If the Ontario election were held today, the new premier could very well be Doug Ford, recently elected to lead the opposition Progressive Conservative party.

“There is no indication of where [Ford] might stand on auto insurance,” Willie Handler, principal of Willie Handler and Associates, said Monday in an interview. Handler is a former Ontario public servant who worked for 20 years on auto insurance regulation.

Ford, the older brother of the late former Toronto mayor Rob Ford, was elected PC party leader March 10. Ford did not respond to an interview request from Canadian Underwriter.

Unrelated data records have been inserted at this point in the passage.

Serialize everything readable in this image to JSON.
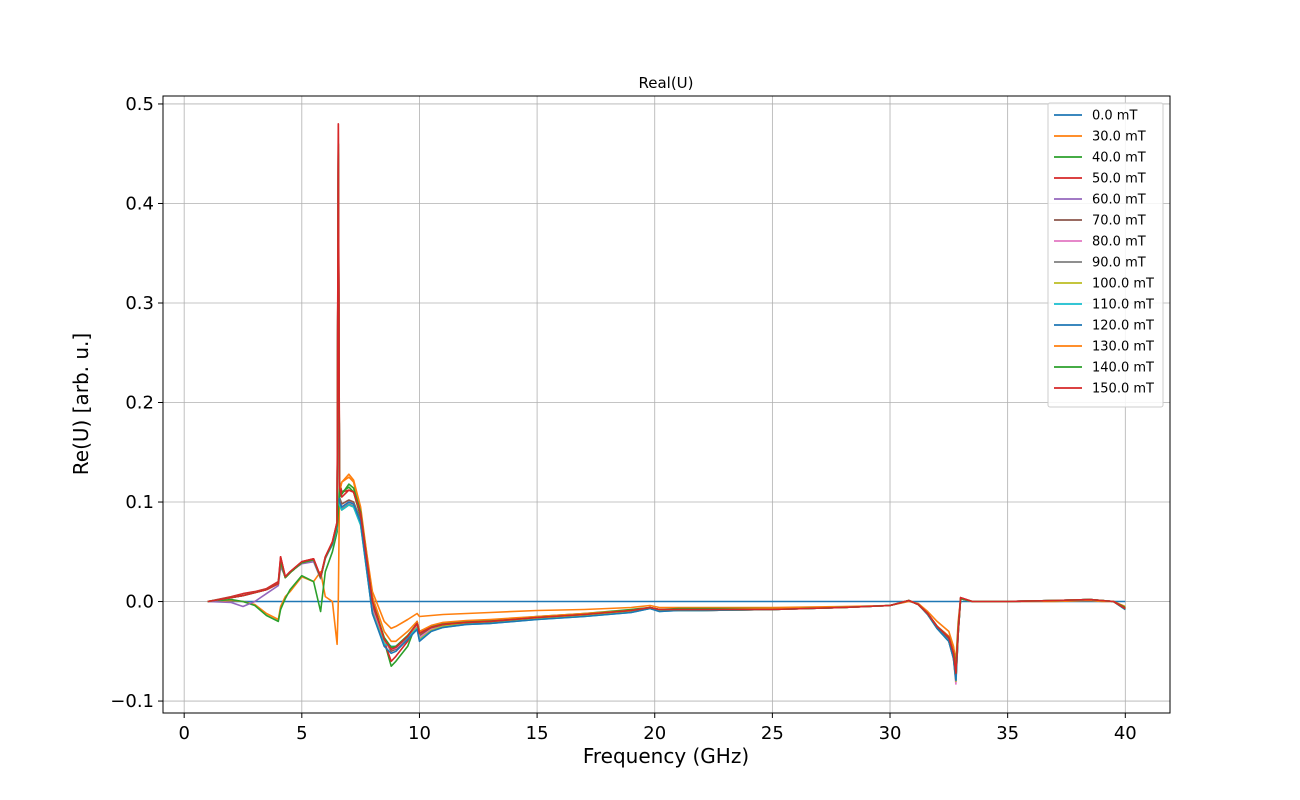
{
  "chart_data": {
    "type": "line",
    "title": "Real(U)",
    "xlabel": "Frequency (GHz)",
    "ylabel": "Re(U) [arb. u.]",
    "xlim": [
      -0.9,
      41.9
    ],
    "ylim": [
      -0.112,
      0.508
    ],
    "xticks": [
      0,
      5,
      10,
      15,
      20,
      25,
      30,
      35,
      40
    ],
    "yticks": [
      -0.1,
      0.0,
      0.1,
      0.2,
      0.3,
      0.4,
      0.5
    ],
    "xtick_labels": [
      "0",
      "5",
      "10",
      "15",
      "20",
      "25",
      "30",
      "35",
      "40"
    ],
    "ytick_labels": [
      "−0.1",
      "0.0",
      "0.1",
      "0.2",
      "0.3",
      "0.4",
      "0.5"
    ],
    "grid": true,
    "legend_position": "top-right",
    "x": [
      1.0,
      2.0,
      2.5,
      3.0,
      3.5,
      4.0,
      4.1,
      4.3,
      4.5,
      5.0,
      5.5,
      5.8,
      6.0,
      6.3,
      6.5,
      6.55,
      6.6,
      6.7,
      7.0,
      7.2,
      7.5,
      8.0,
      8.5,
      8.8,
      9.0,
      9.5,
      9.9,
      10.0,
      10.5,
      11.0,
      12.0,
      13.0,
      15.0,
      17.0,
      19.0,
      19.8,
      20.2,
      21.0,
      22.0,
      25.0,
      28.0,
      30.0,
      30.8,
      31.2,
      31.6,
      32.0,
      32.5,
      32.7,
      32.8,
      32.9,
      33.0,
      33.5,
      35.0,
      37.0,
      38.5,
      39.0,
      39.5,
      40.0
    ],
    "colors": [
      "#1f77b4",
      "#ff7f0e",
      "#2ca02c",
      "#d62728",
      "#9467bd",
      "#8c564b",
      "#e377c2",
      "#7f7f7f",
      "#bcbd22",
      "#17becf",
      "#1f77b4",
      "#ff7f0e",
      "#2ca02c",
      "#d62728"
    ],
    "series": [
      {
        "name": "0.0 mT",
        "values": [
          0.0,
          0.0,
          0.0,
          0.0,
          0.0,
          0.0,
          0.0,
          0.0,
          0.0,
          0.0,
          0.0,
          0.0,
          0.0,
          0.0,
          0.0,
          0.0,
          0.0,
          0.0,
          0.0,
          0.0,
          0.0,
          0.0,
          0.0,
          0.0,
          0.0,
          0.0,
          0.0,
          0.0,
          0.0,
          0.0,
          0.0,
          0.0,
          0.0,
          0.0,
          0.0,
          0.0,
          0.0,
          0.0,
          0.0,
          0.0,
          0.0,
          0.0,
          0.0,
          0.0,
          0.0,
          0.0,
          0.0,
          0.0,
          0.0,
          0.0,
          0.0,
          0.0,
          0.0,
          0.0,
          0.0,
          0.0,
          0.0,
          0.0
        ]
      },
      {
        "name": "30.0 mT",
        "values": [
          0.0,
          0.001,
          0.0,
          -0.003,
          -0.012,
          -0.018,
          -0.005,
          0.005,
          0.01,
          0.025,
          0.02,
          0.03,
          0.005,
          0.0,
          -0.043,
          0.0,
          0.11,
          0.12,
          0.125,
          0.12,
          0.09,
          0.01,
          -0.02,
          -0.027,
          -0.025,
          -0.018,
          -0.012,
          -0.015,
          -0.014,
          -0.013,
          -0.012,
          -0.011,
          -0.009,
          -0.008,
          -0.006,
          -0.004,
          -0.006,
          -0.006,
          -0.006,
          -0.006,
          -0.005,
          -0.004,
          0.0,
          -0.002,
          -0.01,
          -0.02,
          -0.03,
          -0.045,
          -0.06,
          -0.02,
          0.003,
          0.0,
          0.0,
          0.0,
          0.001,
          0.0,
          0.0,
          -0.005
        ]
      },
      {
        "name": "40.0 mT",
        "values": [
          0.0,
          0.002,
          0.0,
          -0.004,
          -0.014,
          -0.02,
          -0.008,
          0.003,
          0.012,
          0.026,
          0.02,
          -0.01,
          0.03,
          0.05,
          0.07,
          0.09,
          0.12,
          0.11,
          0.115,
          0.11,
          0.085,
          0.005,
          -0.04,
          -0.065,
          -0.06,
          -0.045,
          -0.02,
          -0.03,
          -0.025,
          -0.022,
          -0.02,
          -0.019,
          -0.015,
          -0.012,
          -0.008,
          -0.006,
          -0.008,
          -0.007,
          -0.007,
          -0.007,
          -0.006,
          -0.004,
          0.001,
          -0.003,
          -0.012,
          -0.025,
          -0.035,
          -0.05,
          -0.065,
          -0.025,
          0.003,
          0.0,
          0.0,
          0.001,
          0.002,
          0.001,
          0.0,
          -0.006
        ]
      },
      {
        "name": "50.0 mT",
        "values": [
          0.0,
          0.005,
          0.008,
          0.01,
          0.013,
          0.02,
          0.045,
          0.025,
          0.03,
          0.04,
          0.043,
          0.025,
          0.045,
          0.06,
          0.08,
          0.48,
          0.12,
          0.11,
          0.112,
          0.11,
          0.09,
          0.0,
          -0.04,
          -0.06,
          -0.055,
          -0.04,
          -0.02,
          -0.03,
          -0.026,
          -0.023,
          -0.021,
          -0.02,
          -0.016,
          -0.013,
          -0.009,
          -0.006,
          -0.008,
          -0.008,
          -0.008,
          -0.008,
          -0.006,
          -0.004,
          0.001,
          -0.003,
          -0.012,
          -0.025,
          -0.035,
          -0.05,
          -0.07,
          -0.03,
          0.004,
          0.0,
          0.0,
          0.001,
          0.002,
          0.001,
          0.0,
          -0.007
        ]
      },
      {
        "name": "60.0 mT",
        "values": [
          0.0,
          -0.001,
          -0.005,
          0.0,
          0.008,
          0.016,
          0.035,
          0.025,
          0.03,
          0.038,
          0.04,
          0.023,
          0.043,
          0.058,
          0.075,
          0.44,
          0.1,
          0.095,
          0.1,
          0.098,
          0.08,
          -0.01,
          -0.04,
          -0.045,
          -0.045,
          -0.035,
          -0.025,
          -0.035,
          -0.028,
          -0.025,
          -0.022,
          -0.021,
          -0.017,
          -0.014,
          -0.01,
          -0.007,
          -0.009,
          -0.009,
          -0.009,
          -0.008,
          -0.006,
          -0.004,
          0.001,
          -0.003,
          -0.013,
          -0.026,
          -0.038,
          -0.055,
          -0.078,
          -0.03,
          0.003,
          0.0,
          0.0,
          0.001,
          0.002,
          0.001,
          0.0,
          -0.008
        ]
      },
      {
        "name": "70.0 mT",
        "values": [
          0.0,
          0.004,
          0.006,
          0.009,
          0.012,
          0.018,
          0.04,
          0.024,
          0.029,
          0.039,
          0.042,
          0.024,
          0.044,
          0.058,
          0.076,
          0.45,
          0.105,
          0.098,
          0.102,
          0.1,
          0.082,
          -0.005,
          -0.038,
          -0.05,
          -0.048,
          -0.037,
          -0.024,
          -0.034,
          -0.027,
          -0.024,
          -0.022,
          -0.021,
          -0.017,
          -0.014,
          -0.01,
          -0.007,
          -0.009,
          -0.009,
          -0.009,
          -0.008,
          -0.006,
          -0.004,
          0.001,
          -0.003,
          -0.013,
          -0.026,
          -0.037,
          -0.054,
          -0.075,
          -0.03,
          0.003,
          0.0,
          0.0,
          0.001,
          0.002,
          0.001,
          0.0,
          -0.008
        ]
      },
      {
        "name": "80.0 mT",
        "values": [
          0.0,
          0.004,
          0.006,
          0.009,
          0.012,
          0.018,
          0.04,
          0.024,
          0.029,
          0.039,
          0.042,
          0.024,
          0.044,
          0.058,
          0.075,
          0.45,
          0.1,
          0.095,
          0.1,
          0.098,
          0.08,
          -0.008,
          -0.04,
          -0.048,
          -0.047,
          -0.036,
          -0.025,
          -0.036,
          -0.028,
          -0.025,
          -0.022,
          -0.021,
          -0.017,
          -0.014,
          -0.01,
          -0.007,
          -0.009,
          -0.009,
          -0.009,
          -0.008,
          -0.006,
          -0.004,
          0.001,
          -0.003,
          -0.013,
          -0.027,
          -0.04,
          -0.058,
          -0.083,
          -0.032,
          0.003,
          0.0,
          0.0,
          0.001,
          0.002,
          0.001,
          0.0,
          -0.008
        ]
      },
      {
        "name": "90.0 mT",
        "values": [
          0.0,
          0.004,
          0.006,
          0.009,
          0.012,
          0.018,
          0.04,
          0.024,
          0.029,
          0.039,
          0.042,
          0.024,
          0.044,
          0.057,
          0.074,
          0.45,
          0.098,
          0.093,
          0.098,
          0.096,
          0.078,
          -0.01,
          -0.042,
          -0.046,
          -0.046,
          -0.036,
          -0.026,
          -0.038,
          -0.029,
          -0.025,
          -0.022,
          -0.021,
          -0.017,
          -0.014,
          -0.01,
          -0.007,
          -0.009,
          -0.009,
          -0.009,
          -0.008,
          -0.006,
          -0.004,
          0.001,
          -0.003,
          -0.013,
          -0.027,
          -0.04,
          -0.057,
          -0.08,
          -0.032,
          0.003,
          0.0,
          0.0,
          0.001,
          0.002,
          0.001,
          0.0,
          -0.008
        ]
      },
      {
        "name": "100.0 mT",
        "values": [
          0.0,
          0.004,
          0.006,
          0.009,
          0.012,
          0.018,
          0.04,
          0.024,
          0.029,
          0.039,
          0.042,
          0.024,
          0.044,
          0.057,
          0.074,
          0.45,
          0.097,
          0.092,
          0.097,
          0.095,
          0.077,
          -0.011,
          -0.042,
          -0.045,
          -0.045,
          -0.036,
          -0.026,
          -0.038,
          -0.029,
          -0.025,
          -0.022,
          -0.021,
          -0.017,
          -0.014,
          -0.01,
          -0.007,
          -0.009,
          -0.009,
          -0.009,
          -0.008,
          -0.006,
          -0.004,
          0.001,
          -0.003,
          -0.013,
          -0.027,
          -0.04,
          -0.057,
          -0.08,
          -0.032,
          0.003,
          0.0,
          0.0,
          0.001,
          0.002,
          0.001,
          0.0,
          -0.008
        ]
      },
      {
        "name": "110.0 mT",
        "values": [
          0.0,
          0.004,
          0.006,
          0.009,
          0.012,
          0.018,
          0.04,
          0.024,
          0.029,
          0.039,
          0.042,
          0.024,
          0.044,
          0.057,
          0.074,
          0.45,
          0.097,
          0.092,
          0.097,
          0.095,
          0.077,
          -0.012,
          -0.043,
          -0.045,
          -0.045,
          -0.036,
          -0.027,
          -0.039,
          -0.03,
          -0.026,
          -0.023,
          -0.022,
          -0.018,
          -0.015,
          -0.011,
          -0.007,
          -0.01,
          -0.009,
          -0.009,
          -0.008,
          -0.006,
          -0.004,
          0.001,
          -0.003,
          -0.013,
          -0.027,
          -0.04,
          -0.057,
          -0.079,
          -0.032,
          0.003,
          0.0,
          0.0,
          0.001,
          0.002,
          0.001,
          0.0,
          -0.008
        ]
      },
      {
        "name": "120.0 mT",
        "values": [
          0.0,
          0.004,
          0.006,
          0.009,
          0.012,
          0.018,
          0.04,
          0.024,
          0.029,
          0.039,
          0.042,
          0.024,
          0.044,
          0.058,
          0.076,
          0.46,
          0.1,
          0.095,
          0.1,
          0.098,
          0.08,
          -0.012,
          -0.045,
          -0.052,
          -0.05,
          -0.038,
          -0.028,
          -0.04,
          -0.03,
          -0.026,
          -0.023,
          -0.022,
          -0.018,
          -0.015,
          -0.011,
          -0.007,
          -0.01,
          -0.009,
          -0.009,
          -0.008,
          -0.006,
          -0.004,
          0.001,
          -0.003,
          -0.013,
          -0.027,
          -0.04,
          -0.057,
          -0.079,
          -0.032,
          0.003,
          0.0,
          0.0,
          0.001,
          0.002,
          0.001,
          0.0,
          -0.008
        ]
      },
      {
        "name": "130.0 mT",
        "values": [
          0.0,
          0.004,
          0.006,
          0.009,
          0.012,
          0.018,
          0.04,
          0.024,
          0.029,
          0.039,
          0.042,
          0.024,
          0.044,
          0.06,
          0.078,
          0.46,
          0.11,
          0.12,
          0.128,
          0.122,
          0.095,
          0.005,
          -0.03,
          -0.04,
          -0.04,
          -0.03,
          -0.02,
          -0.03,
          -0.024,
          -0.021,
          -0.019,
          -0.018,
          -0.015,
          -0.012,
          -0.009,
          -0.006,
          -0.008,
          -0.008,
          -0.008,
          -0.007,
          -0.006,
          -0.004,
          0.001,
          -0.003,
          -0.012,
          -0.025,
          -0.035,
          -0.05,
          -0.07,
          -0.03,
          0.003,
          0.0,
          0.0,
          0.001,
          0.002,
          0.001,
          0.0,
          -0.007
        ]
      },
      {
        "name": "140.0 mT",
        "values": [
          0.0,
          0.004,
          0.006,
          0.009,
          0.012,
          0.018,
          0.04,
          0.024,
          0.029,
          0.039,
          0.042,
          0.024,
          0.044,
          0.059,
          0.077,
          0.46,
          0.105,
          0.108,
          0.118,
          0.114,
          0.09,
          0.0,
          -0.036,
          -0.046,
          -0.045,
          -0.034,
          -0.022,
          -0.032,
          -0.026,
          -0.023,
          -0.021,
          -0.02,
          -0.016,
          -0.013,
          -0.009,
          -0.006,
          -0.008,
          -0.008,
          -0.008,
          -0.008,
          -0.006,
          -0.004,
          0.001,
          -0.003,
          -0.012,
          -0.025,
          -0.036,
          -0.052,
          -0.072,
          -0.03,
          0.003,
          0.0,
          0.0,
          0.001,
          0.002,
          0.001,
          0.0,
          -0.007
        ]
      },
      {
        "name": "150.0 mT",
        "values": [
          0.0,
          0.004,
          0.006,
          0.009,
          0.012,
          0.018,
          0.045,
          0.025,
          0.03,
          0.04,
          0.043,
          0.025,
          0.045,
          0.06,
          0.08,
          0.48,
          0.115,
          0.105,
          0.112,
          0.11,
          0.088,
          0.0,
          -0.038,
          -0.048,
          -0.046,
          -0.035,
          -0.022,
          -0.032,
          -0.026,
          -0.023,
          -0.021,
          -0.02,
          -0.016,
          -0.013,
          -0.009,
          -0.006,
          -0.008,
          -0.008,
          -0.008,
          -0.008,
          -0.006,
          -0.004,
          0.001,
          -0.003,
          -0.012,
          -0.025,
          -0.036,
          -0.052,
          -0.072,
          -0.03,
          0.004,
          0.0,
          0.0,
          0.001,
          0.002,
          0.001,
          0.0,
          -0.007
        ]
      }
    ]
  }
}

Patrick Brown led the PCs until January. With Brown at the helm, the PCs promised that if elected to power, they would direct the Financial Services Commission of Ontario to stop using postal codes as a rating factor. The PCs under Brown were concerned that vehicle owners in some cities – such as Brampton, Mississauga, and Vaughan – were paying higher rates than other residents.

But Ford “is basically tearing up the Patrick Brown platform and is putting together a new platform” Handler said. “It may not even include auto insurance.”

The Toronto Star reported earlier that in an online survey of Ontarians, 43% of decided voters said they would vote for the PC party while 27% would vote Liberal and 23% would vote NDP.

Handler would “not be surprised” if Ford “wants to do something” about the use of postal codes to determine auto insurance rates. This, Handler suggested, is because Ford is popular in some cities bordering Toronto.

In the 15 years since the Liberals replaced the PCs as Ontario’s ruling party, the Liberals have introduced several reforms. These include:

  • a $3,500 cap on minor injuries;
  • reducing mandatory accident benefits coverage (once in 2010 and again in 2016);
  • moving the dispute resolution system from the Financial Services Commission of Ontario to the License Appeal Tribunal; and
  • changing the definition of catastrophic impairment.

Starting in 2013, the Liberals tried  unsuccessfully to reduce the average premium by 15%. The NDP demanded the 15% reduction as a condition to supporting the 2013-14 budget and allowing the Liberals to remain in power.

The NDP “have made a lot of noise about [Ontario auto insurers’] profits, so I would expect that if they were to actually form a government, they would want to see whether or not companies are making too much money,” Handler said. “I don’t know what ‘too much’ is. I don’t think they do either.”

In 2014, the NDP voted against the budget, resulting in an election that returned the Liberals to power with a majority.